前半部では、昨年2015年のベラルーシ視察に参加したメンバーから、ベラルーシで見て来た事、現地の方から聞いたお話を報告。さらにベラルーシにおける子ども達の保養の制度やチェルノブイリ法についても解説しました。チェルノブイリ原発事故により、放射性物質に汚染されて線量の高い地域に住む子ども達は、3週間の保養が国の制度によって受けられる一方、原発解体労働者(リクヴィダートル)や避難者の支援が必ずしも実施されていないという現状も報告しました。
福島からベラルーシ視察に参加した八島千尋さんと人見やよいさんも駆けつけてくれました。

八島千尋さんは、小児糖尿病を支援する保養プログラムに3日間滞在。その時の様子を語ってくれました。
ベラルーシでは、チェルノブイリ原発事故後に、小児糖尿病(I型糖尿病の事。発症メカニズムはまだ解明されておらず、一生治らない病気。毎食カロリー計算をしてインシュリンの摂取が必要となる。生活習慣が原因で起こるII型糖尿病とは異なる。)が増加したと報告されています。事故との因果関係は明らかになっていませんが、実際に特に汚染の高いゴメリ州などの地域で小児糖尿病の子ども達が増えていることから、ベラルーシの財団「子ども達に喜びを」が小児糖尿病の子ども達を支援するプロジェクトを立ち上げました。

人見やよいさんは、ベラルーシの良いところも悪いところも見て来たと感想を発表してくださいました。
ベラルーシの市民社会は子ども達を守ろうという強い意志をもって30年間活動し続けていました。ですが、一方でベラルーシ政府は事故はすでに収束し復興したと宣言。市民活動や政治活動への圧力がはげしく、チェルノブイリ被害者の救援を行っている人々も活動しにくい状況があります。

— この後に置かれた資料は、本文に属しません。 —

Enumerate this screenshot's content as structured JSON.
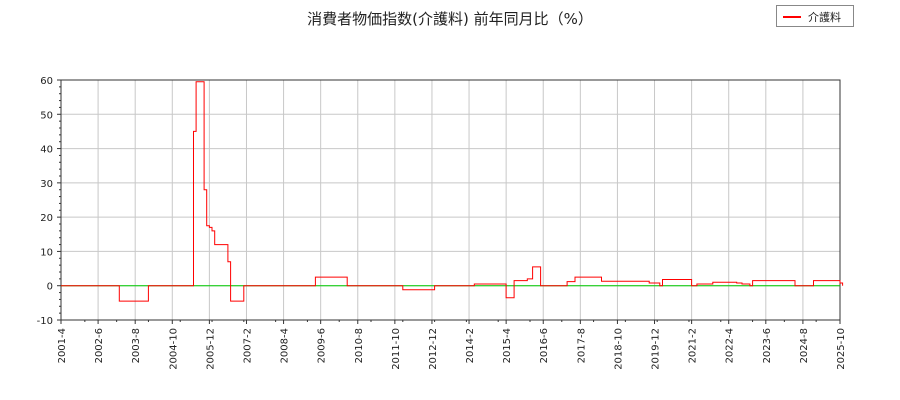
{
  "chart_data": {
    "type": "line",
    "title": "消費者物価指数(介護料) 前年同月比（%）",
    "ylim": [
      -10,
      60
    ],
    "y_ticks": [
      -10,
      0,
      10,
      20,
      30,
      40,
      50,
      60
    ],
    "x_tick_labels": [
      "2001-4",
      "2002-6",
      "2003-8",
      "2004-10",
      "2005-12",
      "2007-2",
      "2008-4",
      "2009-6",
      "2010-8",
      "2011-10",
      "2012-12",
      "2014-2",
      "2015-4",
      "2016-6",
      "2017-8",
      "2018-10",
      "2019-12",
      "2021-2",
      "2022-4",
      "2023-6",
      "2024-8",
      "2025-10"
    ],
    "x_range": [
      "2001-04",
      "2025-10"
    ],
    "grid": true,
    "legend_position": "top-right",
    "reference_line": 0,
    "series": [
      {
        "name": "介護料",
        "color": "#ff0000",
        "points": [
          [
            "2001-04",
            0
          ],
          [
            "2003-01",
            0
          ],
          [
            "2003-02",
            -4.5
          ],
          [
            "2003-12",
            -4.5
          ],
          [
            "2004-01",
            0
          ],
          [
            "2005-05",
            0
          ],
          [
            "2005-06",
            45
          ],
          [
            "2005-07",
            59.5
          ],
          [
            "2005-09",
            59.5
          ],
          [
            "2005-10",
            28
          ],
          [
            "2005-11",
            17.5
          ],
          [
            "2005-12",
            17
          ],
          [
            "2006-01",
            16
          ],
          [
            "2006-02",
            12
          ],
          [
            "2006-06",
            12
          ],
          [
            "2006-07",
            7
          ],
          [
            "2006-08",
            -4.5
          ],
          [
            "2006-12",
            -4.5
          ],
          [
            "2007-01",
            0
          ],
          [
            "2009-03",
            0
          ],
          [
            "2009-04",
            2.5
          ],
          [
            "2010-03",
            2.5
          ],
          [
            "2010-04",
            0
          ],
          [
            "2011-12",
            0
          ],
          [
            "2012-01",
            -1.2
          ],
          [
            "2012-12",
            -1.2
          ],
          [
            "2013-01",
            0
          ],
          [
            "2014-03",
            0
          ],
          [
            "2014-04",
            0.5
          ],
          [
            "2015-03",
            0.5
          ],
          [
            "2015-04",
            -3.5
          ],
          [
            "2015-06",
            -3.5
          ],
          [
            "2015-07",
            1.5
          ],
          [
            "2015-12",
            2
          ],
          [
            "2016-01",
            2
          ],
          [
            "2016-02",
            5.5
          ],
          [
            "2016-04",
            5.5
          ],
          [
            "2016-05",
            0
          ],
          [
            "2017-02",
            0
          ],
          [
            "2017-03",
            1.2
          ],
          [
            "2017-06",
            2.5
          ],
          [
            "2018-03",
            2.5
          ],
          [
            "2018-04",
            1.3
          ],
          [
            "2019-09",
            1.3
          ],
          [
            "2019-10",
            0.8
          ],
          [
            "2020-01",
            0.8
          ],
          [
            "2020-02",
            0
          ],
          [
            "2020-03",
            1.8
          ],
          [
            "2020-12",
            1.8
          ],
          [
            "2021-02",
            0
          ],
          [
            "2021-04",
            0.5
          ],
          [
            "2021-09",
            0.5
          ],
          [
            "2021-10",
            1
          ],
          [
            "2022-06",
            1
          ],
          [
            "2022-07",
            0.8
          ],
          [
            "2022-09",
            0.5
          ],
          [
            "2022-12",
            0
          ],
          [
            "2023-01",
            1.5
          ],
          [
            "2024-04",
            1.5
          ],
          [
            "2024-05",
            0
          ],
          [
            "2024-10",
            0
          ],
          [
            "2024-12",
            1.5
          ],
          [
            "2025-09",
            1.5
          ],
          [
            "2025-10",
            0.8
          ],
          [
            "2025-11",
            0
          ]
        ]
      }
    ]
  }
}
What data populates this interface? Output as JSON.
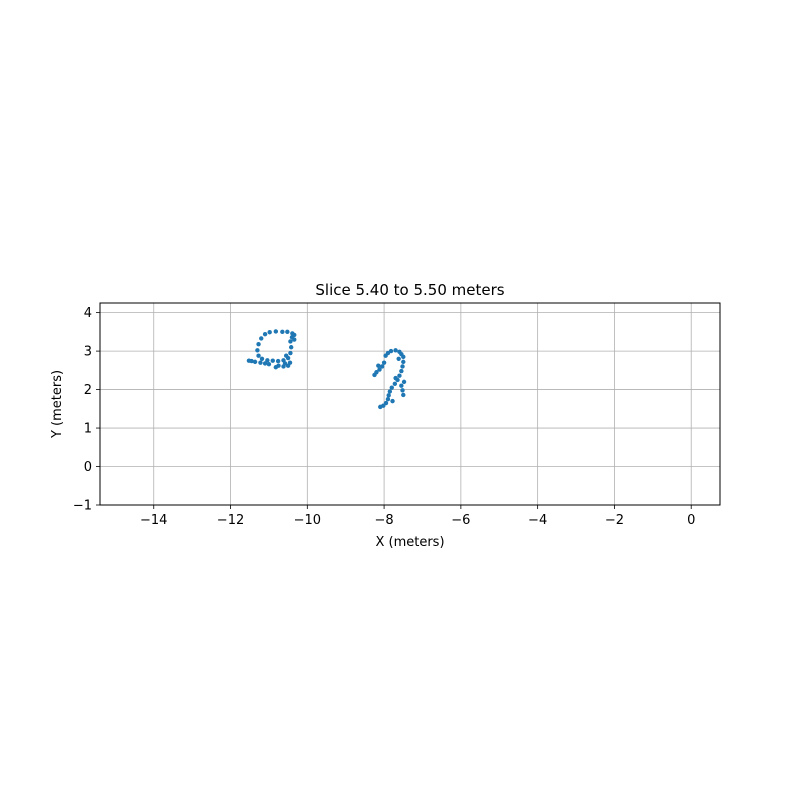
{
  "chart_data": {
    "type": "scatter",
    "title": "Slice 5.40 to 5.50 meters",
    "xlabel": "X (meters)",
    "ylabel": "Y (meters)",
    "xlim": [
      -15.4,
      0.75
    ],
    "ylim": [
      -1.0,
      4.25
    ],
    "grid": true,
    "xticks": [
      -14,
      -12,
      -10,
      -8,
      -6,
      -4,
      -2,
      0
    ],
    "xtick_labels": [
      "−14",
      "−12",
      "−10",
      "−8",
      "−6",
      "−4",
      "−2",
      "0"
    ],
    "yticks": [
      -1,
      0,
      1,
      2,
      3,
      4
    ],
    "ytick_labels": [
      "−1",
      "0",
      "1",
      "2",
      "3",
      "4"
    ],
    "series": [
      {
        "color": "#1f77b4",
        "clusters": [
          {
            "description": "ring",
            "points": [
              [
                -10.65,
                3.5
              ],
              [
                -10.82,
                3.51
              ],
              [
                -10.98,
                3.49
              ],
              [
                -11.1,
                3.44
              ],
              [
                -11.2,
                3.33
              ],
              [
                -11.27,
                3.18
              ],
              [
                -11.3,
                3.02
              ],
              [
                -11.27,
                2.88
              ],
              [
                -11.18,
                2.8
              ],
              [
                -11.04,
                2.76
              ],
              [
                -10.9,
                2.75
              ],
              [
                -10.76,
                2.74
              ],
              [
                -10.62,
                2.76
              ],
              [
                -10.5,
                2.82
              ],
              [
                -10.44,
                2.95
              ],
              [
                -10.42,
                3.1
              ],
              [
                -10.44,
                3.25
              ],
              [
                -10.4,
                3.36
              ],
              [
                -10.34,
                3.42
              ],
              [
                -10.34,
                3.3
              ],
              [
                -10.39,
                3.46
              ],
              [
                -10.52,
                3.5
              ],
              [
                -10.45,
                2.7
              ],
              [
                -10.5,
                2.62
              ],
              [
                -10.62,
                2.6
              ],
              [
                -10.75,
                2.62
              ],
              [
                -10.82,
                2.58
              ],
              [
                -11.36,
                2.72
              ],
              [
                -11.45,
                2.74
              ],
              [
                -11.52,
                2.75
              ],
              [
                -11.22,
                2.7
              ],
              [
                -11.1,
                2.68
              ],
              [
                -11.0,
                2.66
              ],
              [
                -10.55,
                2.88
              ],
              [
                -10.58,
                2.68
              ]
            ]
          },
          {
            "description": "hook",
            "points": [
              [
                -7.6,
                2.98
              ],
              [
                -7.7,
                3.02
              ],
              [
                -7.82,
                3.0
              ],
              [
                -7.9,
                2.95
              ],
              [
                -7.96,
                2.88
              ],
              [
                -7.55,
                2.92
              ],
              [
                -7.5,
                2.85
              ],
              [
                -7.5,
                2.72
              ],
              [
                -7.52,
                2.6
              ],
              [
                -7.55,
                2.48
              ],
              [
                -7.6,
                2.36
              ],
              [
                -7.65,
                2.25
              ],
              [
                -7.72,
                2.15
              ],
              [
                -7.8,
                2.05
              ],
              [
                -7.85,
                1.95
              ],
              [
                -7.88,
                1.85
              ],
              [
                -7.9,
                1.75
              ],
              [
                -7.95,
                1.65
              ],
              [
                -8.02,
                1.58
              ],
              [
                -8.1,
                1.55
              ],
              [
                -7.55,
                2.1
              ],
              [
                -7.52,
                1.98
              ],
              [
                -7.5,
                1.86
              ],
              [
                -7.48,
                2.2
              ],
              [
                -8.05,
                2.6
              ],
              [
                -8.12,
                2.52
              ],
              [
                -8.2,
                2.45
              ],
              [
                -8.25,
                2.38
              ],
              [
                -8.0,
                2.7
              ],
              [
                -7.78,
                1.7
              ],
              [
                -7.7,
                2.3
              ],
              [
                -7.62,
                2.8
              ],
              [
                -8.15,
                2.62
              ]
            ]
          }
        ]
      }
    ]
  }
}
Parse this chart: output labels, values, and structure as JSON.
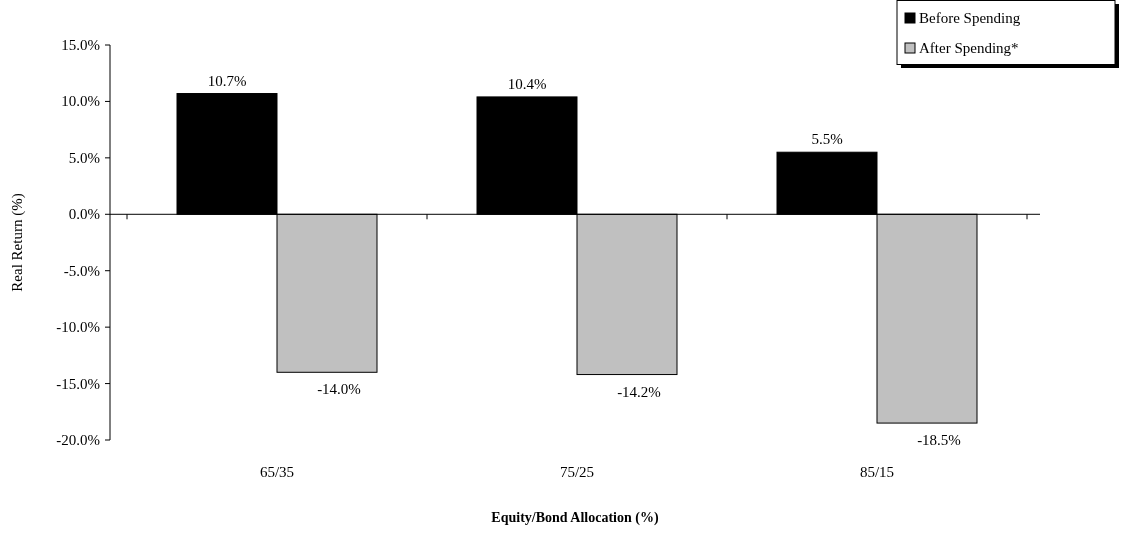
{
  "chart_data": {
    "type": "bar",
    "xlabel": "Equity/Bond Allocation (%)",
    "ylabel": "Real Return (%)",
    "categories": [
      "65/35",
      "75/25",
      "85/15"
    ],
    "series": [
      {
        "name": "Before Spending",
        "color": "#000000",
        "values": [
          10.7,
          10.4,
          5.5
        ],
        "value_labels": [
          "10.7%",
          "10.4%",
          "5.5%"
        ]
      },
      {
        "name": "After Spending*",
        "color": "#c0c0c0",
        "values": [
          -14.0,
          -14.2,
          -18.5
        ],
        "value_labels": [
          "-14.0%",
          "-14.2%",
          "-18.5%"
        ]
      }
    ],
    "ylim": [
      -20,
      15
    ],
    "yticks": [
      {
        "value": -20,
        "label": "-20.0%"
      },
      {
        "value": -15,
        "label": "-15.0%"
      },
      {
        "value": -10,
        "label": "-10.0%"
      },
      {
        "value": -5,
        "label": "-5.0%"
      },
      {
        "value": 0,
        "label": "0.0%"
      },
      {
        "value": 5,
        "label": "5.0%"
      },
      {
        "value": 10,
        "label": "10.0%"
      },
      {
        "value": 15,
        "label": "15.0%"
      }
    ],
    "legend": "top right"
  }
}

後半には、福島県民健康調査で明らかになった甲状腺がんの多発、そしてFoE Japanが行っているぽかぽかプロジェクトについて報告しました。

また今回福島市の会場では、ベラルーシ視察に参加し、今回発表もしてくれた八島千尋さんの作品展示も行いました。

発表資料は後日ウェブサイトに掲載予定です。
またベラルーシの視察を一冊の冊子にまとめており、今後販売予定です。